The fence’s manifest failure remains a major indication that Barr, now nominated to serve as attorney general once again under President Donald Trump, will be an enthusiastic supporter of the centerpiece of Trump’s immigration policy—a proposed border wall that is 1,986 miles longer than Barr’s own unsuccessful iteration.
But a failure to learn from the mistakes of three decades ago, Cornelius said, could leave American taxpayers on the hook for repeating an expensive mistake.
“Nine out of ten migrants who weren’t discouraged from leaving home and coming to the U.S. border were not kept out of the country,” Cornelius told The Daily Beast. “[Barr’s] 1992 project is evidence that he has been a hard-liner on immigration enforcement for most of his government career—his policy preferences haven’t evolved.”
“Congress should know that if they vote to confirm,” Cornelius said.
So convinced was Barr that the 14-mile fence was all that was needed to slow the stream of undocumented immigrants entering the country into a trickle that, two weeks after its announcement, he told PBS NewsHour that presidential candidate Pat Buchanan’s proposal to erect a barrier along the entire U.S.-Mexico border amounted to a hat on a hat.

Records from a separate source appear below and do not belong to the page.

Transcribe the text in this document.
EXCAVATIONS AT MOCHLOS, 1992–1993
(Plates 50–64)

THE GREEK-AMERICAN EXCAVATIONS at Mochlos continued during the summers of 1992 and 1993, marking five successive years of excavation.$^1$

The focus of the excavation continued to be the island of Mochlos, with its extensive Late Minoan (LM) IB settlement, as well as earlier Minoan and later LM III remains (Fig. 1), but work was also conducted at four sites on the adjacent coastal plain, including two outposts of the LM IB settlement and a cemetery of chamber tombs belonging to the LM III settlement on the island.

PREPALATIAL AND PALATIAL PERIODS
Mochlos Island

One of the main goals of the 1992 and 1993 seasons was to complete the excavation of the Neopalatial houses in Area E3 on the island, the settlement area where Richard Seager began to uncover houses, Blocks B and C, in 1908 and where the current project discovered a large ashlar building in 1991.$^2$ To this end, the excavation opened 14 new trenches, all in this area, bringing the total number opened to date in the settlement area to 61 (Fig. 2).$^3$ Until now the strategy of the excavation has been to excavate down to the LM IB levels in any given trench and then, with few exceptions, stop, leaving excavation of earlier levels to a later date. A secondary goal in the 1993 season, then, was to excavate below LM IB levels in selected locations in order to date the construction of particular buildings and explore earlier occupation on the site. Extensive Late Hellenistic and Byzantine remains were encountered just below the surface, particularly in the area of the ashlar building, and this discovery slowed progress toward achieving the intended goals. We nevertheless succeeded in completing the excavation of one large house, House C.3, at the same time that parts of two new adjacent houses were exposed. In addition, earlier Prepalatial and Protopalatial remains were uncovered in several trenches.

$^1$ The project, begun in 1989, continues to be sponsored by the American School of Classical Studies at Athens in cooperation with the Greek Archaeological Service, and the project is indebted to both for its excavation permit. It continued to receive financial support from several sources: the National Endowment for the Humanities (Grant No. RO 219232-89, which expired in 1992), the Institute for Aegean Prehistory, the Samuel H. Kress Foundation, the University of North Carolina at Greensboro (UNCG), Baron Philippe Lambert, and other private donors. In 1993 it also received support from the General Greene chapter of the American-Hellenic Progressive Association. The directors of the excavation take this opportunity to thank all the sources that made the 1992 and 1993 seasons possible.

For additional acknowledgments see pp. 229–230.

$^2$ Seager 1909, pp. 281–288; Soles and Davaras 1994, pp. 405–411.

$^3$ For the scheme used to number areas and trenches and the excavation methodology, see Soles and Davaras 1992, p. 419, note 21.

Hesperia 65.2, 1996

“I don’t think it’s necessary,” Barr told Jim Lehrer. “I think that’s overkill to put a barrier from one side of the border to the other… Illegal immigrants do not cross in the middle of the desert and walk hundreds of miles to the nearest city.”

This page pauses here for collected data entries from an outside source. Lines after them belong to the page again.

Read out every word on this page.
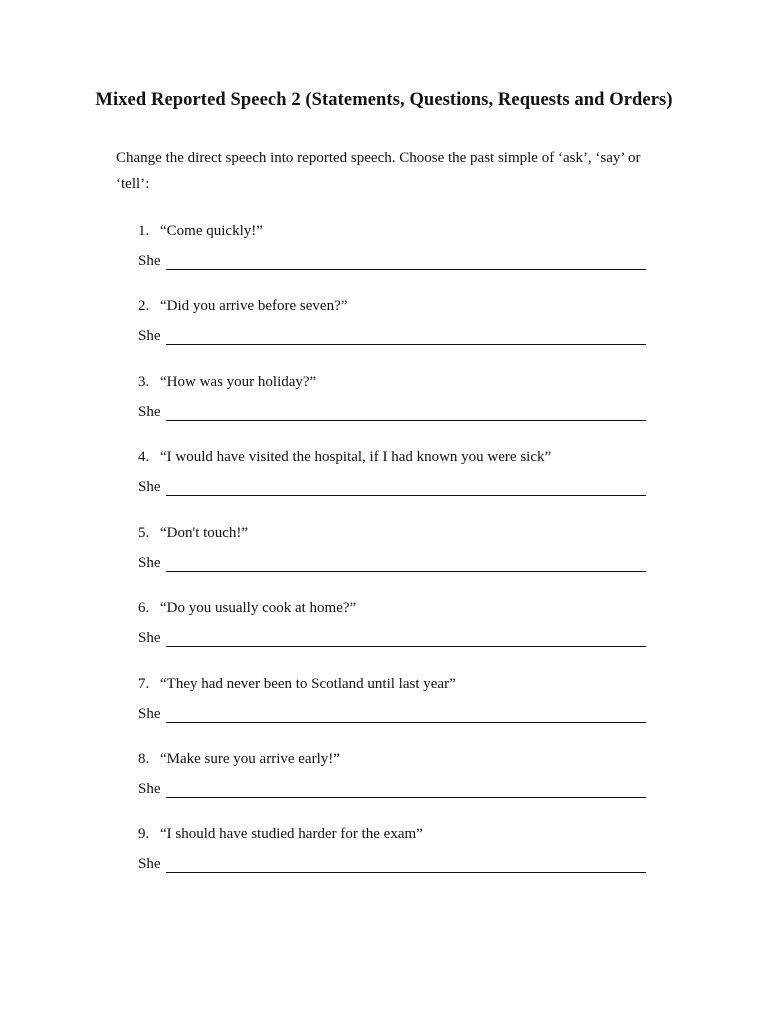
Mixed Reported Speech 2 (Statements, Questions, Requests and Orders)

Change the direct speech into reported speech. Choose the past simple of ‘ask’, ‘say’ or ‘tell’:

1. “Come quickly!”
She
2. “Did you arrive before seven?”
She
3. “How was your holiday?”
She
4. “I would have visited the hospital, if I had known you were sick”
She
5. “Don't touch!”
She
6. “Do you usually cook at home?”
She
7. “They had never been to Scotland until last year”
She
8. “Make sure you arrive early!”
She
9. “I should have studied harder for the exam”
She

Barr confidently pointed to his own barrier as having “reduced violence and made it easier to interdict the aliens crossing” within a matter of weeks, a belief he clung to even years after the fence failed to meaningfully reduce the number of undocumented immigrants who successfully entered California from Mexico.
“Good steps were taken, and the Bush administration was getting a lot more control over it, including putting up the fences,” Barr told the University of Virginia’s Miller Center in an expansive 2001 interview about his tenure at the Department of Justice, in which he defended the fences as having “cut down substantially on immigration.”
“I devoted a lot of effort and energy to doing our best to shut down the border in California,” Barr said of his time overseeing Immigration and Naturalization Services, the government agency later succeeded by Citizenship and Immigration Services, Immigration and Customs Enforcement, and Customs and Border Protection. “We kept on pushing them further west, and then eventually you get them going over long stretches of open ground, and once you get them out of the cities…”
But the assertion that Barr’s border fence succeeded in stemming migration into the United States from Mexico, Cornelius said, did not bear out in subsequent field studies of the region, which revealed that roughly 90 percent of undocumented migrants hoping to gain entry into the country succeeded in entering the United States on their most recent trip to the border.
If confirmed as the new attorney general, Cornelius said, “we can expect Mr. Barr to be one of the undaunted cheerleaders for Trump’s approach to immigration policy. If he and his colleagues are successful, taxpayers will once again be stiffed.”
A spokesperson for the Department of Justice declined to comment on whether Barr learned any lessons from the 1992 fence’s failure, but by all indications, the Trump administration views Barr’s supervision of the fence fiasco as a positive.
“He’s an outstanding man,” Trump told law enforcement officials in early December, hours after officially naming Barr as the nominee to succeed the beleaguered Jeff Sessions as attorney general. “During his tenure, he demonstrated an unwavering adherence to the rule of law... There is no one more capable or more qualified for this role.”